ZNB: How do you feel knowing that you already saved and changed the lives of so many people, including children, throughout the world? Someday you thought you would be able to make a difference in the world?
JON: Obviously it feels great to know I’m making a difference. But I am less concerned about saving everyone and more focused on just doing my part. Everyone has their own destiny to realize and it will play out how ever it’s supposed to. But I believe in order for us to realize each of our destinies we all need to start from the same level playing field. That’s all I do – I help level the playing field.
ZNB: You always talk about “doing what you love and help along the way”, and you created W4W because of the surf. This sport is still part of your routine?
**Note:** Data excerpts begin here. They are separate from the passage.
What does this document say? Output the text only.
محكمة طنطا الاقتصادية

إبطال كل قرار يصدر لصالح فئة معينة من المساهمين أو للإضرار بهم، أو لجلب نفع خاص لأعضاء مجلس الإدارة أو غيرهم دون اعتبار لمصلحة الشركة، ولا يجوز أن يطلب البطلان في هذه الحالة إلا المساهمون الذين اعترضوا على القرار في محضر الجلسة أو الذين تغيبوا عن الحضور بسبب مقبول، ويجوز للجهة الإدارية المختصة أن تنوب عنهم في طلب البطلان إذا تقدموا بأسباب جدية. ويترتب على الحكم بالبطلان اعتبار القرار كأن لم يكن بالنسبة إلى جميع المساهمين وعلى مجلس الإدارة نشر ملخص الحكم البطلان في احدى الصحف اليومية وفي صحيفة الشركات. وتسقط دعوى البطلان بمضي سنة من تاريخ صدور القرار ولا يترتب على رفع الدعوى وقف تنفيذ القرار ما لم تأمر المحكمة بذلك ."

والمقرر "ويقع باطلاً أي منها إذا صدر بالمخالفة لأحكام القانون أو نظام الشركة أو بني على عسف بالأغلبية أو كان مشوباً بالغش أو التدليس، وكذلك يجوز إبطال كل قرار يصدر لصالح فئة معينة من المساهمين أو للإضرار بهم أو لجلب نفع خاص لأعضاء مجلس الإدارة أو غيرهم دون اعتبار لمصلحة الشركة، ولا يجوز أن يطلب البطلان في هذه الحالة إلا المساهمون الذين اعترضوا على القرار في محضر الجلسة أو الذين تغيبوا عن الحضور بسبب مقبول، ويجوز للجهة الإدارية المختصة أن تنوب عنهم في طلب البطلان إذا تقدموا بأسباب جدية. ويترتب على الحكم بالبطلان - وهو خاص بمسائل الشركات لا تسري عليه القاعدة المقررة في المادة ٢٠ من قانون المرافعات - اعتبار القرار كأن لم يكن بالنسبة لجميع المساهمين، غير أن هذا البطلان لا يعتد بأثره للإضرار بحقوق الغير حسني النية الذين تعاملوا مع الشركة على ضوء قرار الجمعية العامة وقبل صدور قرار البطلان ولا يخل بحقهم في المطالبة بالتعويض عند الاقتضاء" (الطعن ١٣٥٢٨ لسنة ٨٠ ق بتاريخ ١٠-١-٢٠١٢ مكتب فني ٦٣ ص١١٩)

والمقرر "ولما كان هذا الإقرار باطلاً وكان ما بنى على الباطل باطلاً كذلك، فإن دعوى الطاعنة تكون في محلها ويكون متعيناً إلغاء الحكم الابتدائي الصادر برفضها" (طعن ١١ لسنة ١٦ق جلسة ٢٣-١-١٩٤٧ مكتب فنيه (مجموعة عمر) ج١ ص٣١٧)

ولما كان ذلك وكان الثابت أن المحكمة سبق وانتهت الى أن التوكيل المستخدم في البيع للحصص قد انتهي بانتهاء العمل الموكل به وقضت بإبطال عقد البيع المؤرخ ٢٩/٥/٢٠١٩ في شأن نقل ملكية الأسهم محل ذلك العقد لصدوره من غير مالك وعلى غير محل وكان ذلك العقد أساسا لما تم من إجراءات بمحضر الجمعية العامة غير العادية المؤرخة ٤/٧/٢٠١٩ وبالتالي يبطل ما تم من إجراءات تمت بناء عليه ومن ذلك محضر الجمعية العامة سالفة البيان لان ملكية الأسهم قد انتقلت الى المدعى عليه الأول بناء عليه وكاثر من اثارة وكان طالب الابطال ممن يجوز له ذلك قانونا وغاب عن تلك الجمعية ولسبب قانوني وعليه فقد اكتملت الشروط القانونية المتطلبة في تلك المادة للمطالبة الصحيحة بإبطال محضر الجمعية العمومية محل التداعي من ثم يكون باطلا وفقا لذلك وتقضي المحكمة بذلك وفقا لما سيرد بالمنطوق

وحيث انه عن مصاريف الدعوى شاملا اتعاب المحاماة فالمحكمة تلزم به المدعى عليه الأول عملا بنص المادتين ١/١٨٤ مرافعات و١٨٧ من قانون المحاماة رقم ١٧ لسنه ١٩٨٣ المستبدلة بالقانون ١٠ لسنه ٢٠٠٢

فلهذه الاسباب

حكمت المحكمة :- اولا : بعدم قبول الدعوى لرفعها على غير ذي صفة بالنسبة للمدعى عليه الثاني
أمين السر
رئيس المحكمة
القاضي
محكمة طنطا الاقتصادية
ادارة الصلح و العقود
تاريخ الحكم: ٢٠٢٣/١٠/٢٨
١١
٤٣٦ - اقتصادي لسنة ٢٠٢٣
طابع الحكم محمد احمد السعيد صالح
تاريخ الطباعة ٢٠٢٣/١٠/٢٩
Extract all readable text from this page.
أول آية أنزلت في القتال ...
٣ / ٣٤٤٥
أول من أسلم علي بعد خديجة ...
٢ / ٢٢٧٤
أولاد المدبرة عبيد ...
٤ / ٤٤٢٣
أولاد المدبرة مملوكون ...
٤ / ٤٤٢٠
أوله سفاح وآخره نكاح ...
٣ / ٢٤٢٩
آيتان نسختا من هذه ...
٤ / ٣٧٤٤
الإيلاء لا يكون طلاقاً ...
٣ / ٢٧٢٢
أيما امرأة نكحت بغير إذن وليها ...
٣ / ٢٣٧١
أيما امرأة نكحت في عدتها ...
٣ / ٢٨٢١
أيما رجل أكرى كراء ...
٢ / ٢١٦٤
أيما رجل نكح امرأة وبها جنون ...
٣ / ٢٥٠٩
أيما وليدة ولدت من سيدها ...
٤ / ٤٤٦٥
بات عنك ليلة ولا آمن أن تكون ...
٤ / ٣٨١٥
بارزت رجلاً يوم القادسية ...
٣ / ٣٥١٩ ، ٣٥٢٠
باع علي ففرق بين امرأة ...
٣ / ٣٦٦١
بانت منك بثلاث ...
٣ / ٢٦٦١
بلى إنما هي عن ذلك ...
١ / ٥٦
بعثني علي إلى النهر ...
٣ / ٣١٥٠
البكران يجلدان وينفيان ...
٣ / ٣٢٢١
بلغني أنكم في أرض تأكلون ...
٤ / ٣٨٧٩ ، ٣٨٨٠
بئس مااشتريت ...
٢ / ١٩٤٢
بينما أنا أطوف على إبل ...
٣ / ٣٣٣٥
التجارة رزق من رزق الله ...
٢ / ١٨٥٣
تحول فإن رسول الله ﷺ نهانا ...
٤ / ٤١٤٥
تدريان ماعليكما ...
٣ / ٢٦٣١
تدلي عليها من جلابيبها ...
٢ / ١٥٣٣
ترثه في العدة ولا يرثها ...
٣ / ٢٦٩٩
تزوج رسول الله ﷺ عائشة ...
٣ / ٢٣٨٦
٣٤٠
JON: Waves For Water was born out of realizing I could go to all the places I know from surfing and help – surfing, and sports in general, is part of the founding DNA for Waves For Water, surfing will always be a part of my life.
ZNB: Last one: Do you have plans of coming back do Brazil with W4W? Maybe during the World Cup next year, with another project like “Sede de Vencer”?
JON: Yes I’ll be back! We have many projects we are working on in Brazil and I would suspect I’ll be there for years to come. And yes “Sede de Vencer” is gearing up for phase two probably kicking off within the next 6 months.
And really wouldn’t take long for Jon Rose to return to Brazil. Shortly after this interview, Waves For Water has partnered with Mitsubishi to join “Rally dos Sertões”. The team, of course, will bring water filters to distribute to the poor communities through the path of the rally, which goes through the brazilian states of Goiás and Tocantins.
Zinabre thanks Jon Rose for the attention and wish Waves For Water success in this great goal in which it is engaged. The world needs more people who dedicate their works to those in need, with no false promises or illusions in pursuit of profits.